Extended Data Figure 9. Conditional deletion of Ankrd16 accelerates formation of protein aggregates in B6.Aars^sti/sti mice.

a, Ubiquitin (red), p62 (green), and Calbindin D-28 (blue) immunofluorescence on sagittal cerebellar sections. The percentage of aggregate-positive Purkinje cells and Purkinje cells are shown (mean ± SD, n = 3, Multiple t-tests (Holm-Sidak method), *** p = 0.0002466 (Purkinje cells with aggregates, P21), p = 0.0002336 (Purkinje cells with aggregates, P28), p = 0.0003214 (percent of Purkinje cells, P21), **** p = 7.701787×10⁻⁵ (percent of Purkinje cells, P28)). Note, the percent of Purkinje cells is relative to control C57BL/6J mice. b, Cell type-specific markers (red), and p62 (green) immunofluorescence on sagittal cerebellar sections. Parvalbumin (Parv) was utilized to identify Purkinje cells and interneurons (stellate and basket cells) in the ML. NeuN was utilized to distinguish between granule and Golgi cells in the GL. (En1-Cre; Ankrd16^fl/−; Aars^sti/sti: Golgi cell [closed arrow head, p62⁺/NeuN⁻]; granule cell [arrow, p62⁺/NeuN⁺]; basket/stellate cell [open arrow head, p62⁺/Parv⁺]). c, Ubiquitin (red) and p62 (green) immunofluorescence on sagittal sections of the cortex (layer IV). Scale bars: 10 µm (a), 50 µm (b and c, low magnification) and 10 µm (b and c, higher magnification). Abbreviations: postnatal day (P), molecular layer (ML), Purkinje cell layer (PL), granule cell layer (GL).
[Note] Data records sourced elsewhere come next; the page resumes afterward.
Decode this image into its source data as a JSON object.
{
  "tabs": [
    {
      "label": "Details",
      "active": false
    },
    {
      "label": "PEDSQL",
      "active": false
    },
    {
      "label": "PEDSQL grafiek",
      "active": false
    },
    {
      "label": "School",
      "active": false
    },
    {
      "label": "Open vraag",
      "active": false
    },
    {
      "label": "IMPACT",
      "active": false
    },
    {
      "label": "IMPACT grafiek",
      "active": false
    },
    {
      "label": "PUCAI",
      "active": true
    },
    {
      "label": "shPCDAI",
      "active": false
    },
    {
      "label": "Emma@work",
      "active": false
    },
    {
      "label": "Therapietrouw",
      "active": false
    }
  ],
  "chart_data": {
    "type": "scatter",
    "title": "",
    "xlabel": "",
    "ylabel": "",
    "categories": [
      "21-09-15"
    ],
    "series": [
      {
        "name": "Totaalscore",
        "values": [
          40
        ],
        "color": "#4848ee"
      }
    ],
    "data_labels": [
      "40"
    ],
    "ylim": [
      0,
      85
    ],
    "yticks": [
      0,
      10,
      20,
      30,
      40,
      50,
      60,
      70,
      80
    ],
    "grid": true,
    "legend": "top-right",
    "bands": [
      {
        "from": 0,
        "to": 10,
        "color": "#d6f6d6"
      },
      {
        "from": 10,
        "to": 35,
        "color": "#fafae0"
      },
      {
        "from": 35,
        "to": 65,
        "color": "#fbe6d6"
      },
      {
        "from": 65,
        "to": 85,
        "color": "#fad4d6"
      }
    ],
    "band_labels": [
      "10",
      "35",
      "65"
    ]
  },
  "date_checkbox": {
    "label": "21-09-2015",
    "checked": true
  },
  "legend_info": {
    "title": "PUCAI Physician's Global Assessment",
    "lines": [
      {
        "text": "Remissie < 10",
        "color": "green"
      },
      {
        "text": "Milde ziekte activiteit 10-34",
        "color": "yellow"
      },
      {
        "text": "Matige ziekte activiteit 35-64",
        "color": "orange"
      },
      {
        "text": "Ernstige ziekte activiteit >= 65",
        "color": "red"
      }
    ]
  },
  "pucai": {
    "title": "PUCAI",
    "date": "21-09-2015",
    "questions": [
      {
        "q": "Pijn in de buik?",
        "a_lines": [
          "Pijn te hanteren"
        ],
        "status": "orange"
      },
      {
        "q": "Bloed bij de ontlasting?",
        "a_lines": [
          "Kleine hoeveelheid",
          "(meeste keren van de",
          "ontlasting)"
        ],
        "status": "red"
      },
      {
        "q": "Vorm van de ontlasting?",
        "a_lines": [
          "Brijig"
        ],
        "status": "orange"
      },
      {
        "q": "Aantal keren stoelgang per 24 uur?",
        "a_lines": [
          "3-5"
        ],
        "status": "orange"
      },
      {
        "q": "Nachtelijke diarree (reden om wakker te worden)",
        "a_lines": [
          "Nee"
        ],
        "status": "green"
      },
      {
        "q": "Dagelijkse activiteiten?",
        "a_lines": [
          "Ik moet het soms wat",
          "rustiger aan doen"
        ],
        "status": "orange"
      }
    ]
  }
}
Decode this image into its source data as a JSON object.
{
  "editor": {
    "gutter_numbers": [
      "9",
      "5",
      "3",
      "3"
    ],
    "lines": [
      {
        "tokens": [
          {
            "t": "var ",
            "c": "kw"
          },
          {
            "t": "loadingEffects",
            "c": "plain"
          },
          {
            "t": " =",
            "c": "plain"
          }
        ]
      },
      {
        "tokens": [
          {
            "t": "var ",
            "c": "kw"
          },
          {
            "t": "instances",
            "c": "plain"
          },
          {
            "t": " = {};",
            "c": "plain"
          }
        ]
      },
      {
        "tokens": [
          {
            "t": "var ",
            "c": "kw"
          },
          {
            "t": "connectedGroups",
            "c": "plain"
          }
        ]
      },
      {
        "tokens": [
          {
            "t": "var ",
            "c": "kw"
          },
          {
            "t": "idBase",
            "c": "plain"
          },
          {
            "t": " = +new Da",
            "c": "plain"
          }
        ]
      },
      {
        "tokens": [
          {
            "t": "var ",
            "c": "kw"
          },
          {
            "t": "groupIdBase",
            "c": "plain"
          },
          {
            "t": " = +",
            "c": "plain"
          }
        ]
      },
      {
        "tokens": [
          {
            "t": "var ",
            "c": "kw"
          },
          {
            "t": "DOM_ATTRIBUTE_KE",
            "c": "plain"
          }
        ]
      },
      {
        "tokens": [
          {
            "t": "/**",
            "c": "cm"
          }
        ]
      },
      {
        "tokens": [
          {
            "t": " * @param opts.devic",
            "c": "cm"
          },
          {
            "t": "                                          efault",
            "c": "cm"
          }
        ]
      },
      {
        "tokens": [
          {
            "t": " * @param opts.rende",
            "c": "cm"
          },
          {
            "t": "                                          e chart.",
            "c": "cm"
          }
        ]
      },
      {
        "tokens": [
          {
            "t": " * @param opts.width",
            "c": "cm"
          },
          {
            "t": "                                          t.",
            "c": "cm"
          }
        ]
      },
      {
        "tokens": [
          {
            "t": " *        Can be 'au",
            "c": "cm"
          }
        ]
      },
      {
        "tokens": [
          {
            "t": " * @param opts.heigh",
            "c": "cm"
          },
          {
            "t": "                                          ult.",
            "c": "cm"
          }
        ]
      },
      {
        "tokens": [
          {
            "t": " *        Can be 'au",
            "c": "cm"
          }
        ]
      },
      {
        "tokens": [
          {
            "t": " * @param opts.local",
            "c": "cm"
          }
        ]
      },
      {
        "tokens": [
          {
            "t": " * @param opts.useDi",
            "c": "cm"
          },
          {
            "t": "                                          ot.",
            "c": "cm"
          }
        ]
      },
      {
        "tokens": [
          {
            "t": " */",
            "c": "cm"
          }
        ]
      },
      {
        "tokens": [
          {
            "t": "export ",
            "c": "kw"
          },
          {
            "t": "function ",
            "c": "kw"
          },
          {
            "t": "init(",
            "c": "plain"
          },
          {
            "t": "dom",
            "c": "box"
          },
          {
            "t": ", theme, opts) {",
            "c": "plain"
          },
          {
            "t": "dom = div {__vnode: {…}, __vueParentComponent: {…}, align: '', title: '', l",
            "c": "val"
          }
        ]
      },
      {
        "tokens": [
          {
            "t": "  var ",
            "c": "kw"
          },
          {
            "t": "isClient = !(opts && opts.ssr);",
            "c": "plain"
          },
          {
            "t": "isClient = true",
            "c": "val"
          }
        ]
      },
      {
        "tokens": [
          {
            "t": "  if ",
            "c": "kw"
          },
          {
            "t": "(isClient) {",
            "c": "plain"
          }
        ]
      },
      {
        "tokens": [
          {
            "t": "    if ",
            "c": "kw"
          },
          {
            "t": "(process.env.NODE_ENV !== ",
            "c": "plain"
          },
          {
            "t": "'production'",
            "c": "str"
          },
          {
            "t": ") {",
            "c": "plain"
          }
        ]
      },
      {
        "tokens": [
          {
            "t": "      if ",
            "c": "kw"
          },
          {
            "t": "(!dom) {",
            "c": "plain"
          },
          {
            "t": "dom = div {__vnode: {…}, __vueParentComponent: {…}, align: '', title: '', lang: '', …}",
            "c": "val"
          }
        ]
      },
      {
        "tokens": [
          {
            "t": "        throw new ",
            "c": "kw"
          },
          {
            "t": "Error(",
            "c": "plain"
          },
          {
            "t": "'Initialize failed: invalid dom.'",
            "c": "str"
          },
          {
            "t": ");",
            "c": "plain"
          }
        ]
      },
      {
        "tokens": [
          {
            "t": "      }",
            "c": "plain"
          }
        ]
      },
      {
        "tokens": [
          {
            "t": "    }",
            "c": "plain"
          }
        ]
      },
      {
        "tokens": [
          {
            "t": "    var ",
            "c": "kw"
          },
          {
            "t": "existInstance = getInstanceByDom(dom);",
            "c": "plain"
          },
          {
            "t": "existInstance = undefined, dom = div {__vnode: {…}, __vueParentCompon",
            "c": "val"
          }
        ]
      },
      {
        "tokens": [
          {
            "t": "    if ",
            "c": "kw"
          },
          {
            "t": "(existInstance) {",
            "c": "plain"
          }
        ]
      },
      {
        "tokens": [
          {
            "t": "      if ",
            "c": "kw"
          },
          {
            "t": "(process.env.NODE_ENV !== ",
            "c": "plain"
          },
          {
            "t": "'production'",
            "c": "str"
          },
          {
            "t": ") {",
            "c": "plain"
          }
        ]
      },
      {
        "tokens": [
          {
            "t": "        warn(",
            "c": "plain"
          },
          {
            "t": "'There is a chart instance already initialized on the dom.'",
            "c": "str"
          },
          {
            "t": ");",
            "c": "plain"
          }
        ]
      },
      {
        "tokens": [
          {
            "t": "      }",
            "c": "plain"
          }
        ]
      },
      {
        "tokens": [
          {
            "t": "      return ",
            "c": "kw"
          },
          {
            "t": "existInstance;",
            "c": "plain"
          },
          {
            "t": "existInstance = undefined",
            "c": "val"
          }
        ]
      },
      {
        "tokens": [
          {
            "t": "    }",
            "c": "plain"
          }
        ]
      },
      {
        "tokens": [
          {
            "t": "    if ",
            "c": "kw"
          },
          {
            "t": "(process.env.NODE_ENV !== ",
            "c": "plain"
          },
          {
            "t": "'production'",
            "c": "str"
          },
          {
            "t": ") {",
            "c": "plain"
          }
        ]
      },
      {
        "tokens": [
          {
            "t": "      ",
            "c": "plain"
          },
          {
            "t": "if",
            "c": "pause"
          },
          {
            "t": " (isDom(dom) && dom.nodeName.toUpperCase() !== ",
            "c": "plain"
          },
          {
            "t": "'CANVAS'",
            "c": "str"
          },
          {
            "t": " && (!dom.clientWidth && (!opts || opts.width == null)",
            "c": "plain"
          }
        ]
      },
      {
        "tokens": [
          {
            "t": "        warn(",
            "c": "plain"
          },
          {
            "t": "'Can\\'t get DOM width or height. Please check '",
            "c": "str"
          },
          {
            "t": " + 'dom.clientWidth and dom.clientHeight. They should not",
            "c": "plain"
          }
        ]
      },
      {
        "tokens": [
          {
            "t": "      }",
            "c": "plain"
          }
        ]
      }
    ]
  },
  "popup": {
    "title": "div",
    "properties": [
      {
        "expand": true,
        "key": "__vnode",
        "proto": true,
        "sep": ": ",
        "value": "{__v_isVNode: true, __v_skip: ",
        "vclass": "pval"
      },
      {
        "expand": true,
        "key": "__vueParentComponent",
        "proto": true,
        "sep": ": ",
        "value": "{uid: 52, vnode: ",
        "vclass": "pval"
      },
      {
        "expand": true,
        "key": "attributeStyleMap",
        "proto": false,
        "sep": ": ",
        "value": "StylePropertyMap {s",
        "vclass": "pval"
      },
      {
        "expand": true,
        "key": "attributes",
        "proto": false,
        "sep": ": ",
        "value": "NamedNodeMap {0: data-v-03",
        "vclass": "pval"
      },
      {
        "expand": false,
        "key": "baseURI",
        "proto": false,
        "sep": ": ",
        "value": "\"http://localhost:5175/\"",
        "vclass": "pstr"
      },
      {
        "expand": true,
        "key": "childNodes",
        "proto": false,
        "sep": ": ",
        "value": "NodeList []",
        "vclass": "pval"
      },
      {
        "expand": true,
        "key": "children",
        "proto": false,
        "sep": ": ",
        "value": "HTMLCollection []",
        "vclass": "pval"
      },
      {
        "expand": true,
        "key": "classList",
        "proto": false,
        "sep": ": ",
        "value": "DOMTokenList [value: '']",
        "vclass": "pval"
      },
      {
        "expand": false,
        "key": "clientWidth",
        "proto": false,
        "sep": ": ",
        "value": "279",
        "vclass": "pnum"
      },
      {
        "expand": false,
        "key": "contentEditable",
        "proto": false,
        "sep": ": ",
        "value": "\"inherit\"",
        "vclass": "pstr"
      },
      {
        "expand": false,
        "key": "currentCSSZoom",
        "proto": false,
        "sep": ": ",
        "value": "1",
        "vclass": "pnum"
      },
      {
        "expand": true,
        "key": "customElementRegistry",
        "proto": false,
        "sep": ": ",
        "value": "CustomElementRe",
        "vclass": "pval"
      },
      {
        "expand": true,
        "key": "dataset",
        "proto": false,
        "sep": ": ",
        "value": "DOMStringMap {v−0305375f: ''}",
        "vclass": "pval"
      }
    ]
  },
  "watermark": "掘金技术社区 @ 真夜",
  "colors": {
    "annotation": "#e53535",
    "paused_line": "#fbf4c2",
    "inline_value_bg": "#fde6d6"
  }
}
Extended Data Figure 10. Model for the role of ANKRD16 in translational fidelity.

a, A point mutation in the editing domain of AlaRS (A734E) results in editing defects, as indicated by deficits in tRNA-independent ATPase activity, which in turn leads to increased levels of incorrectly aminoacylated Ser-tRNA^Ala, misincorporation of serine during translation, protein aggregation, and cell death. b, Interaction of ANKRD16 with the aminoacylation domain of editing-deficient AlaRS^A734E stimulates tRNA-independent editing and misactivated serines are transferred onto ANKRD16. Mitigation of serine misactivation prevents sti-mediated mistranslation, and thereby prevents protein aggregation and cell death.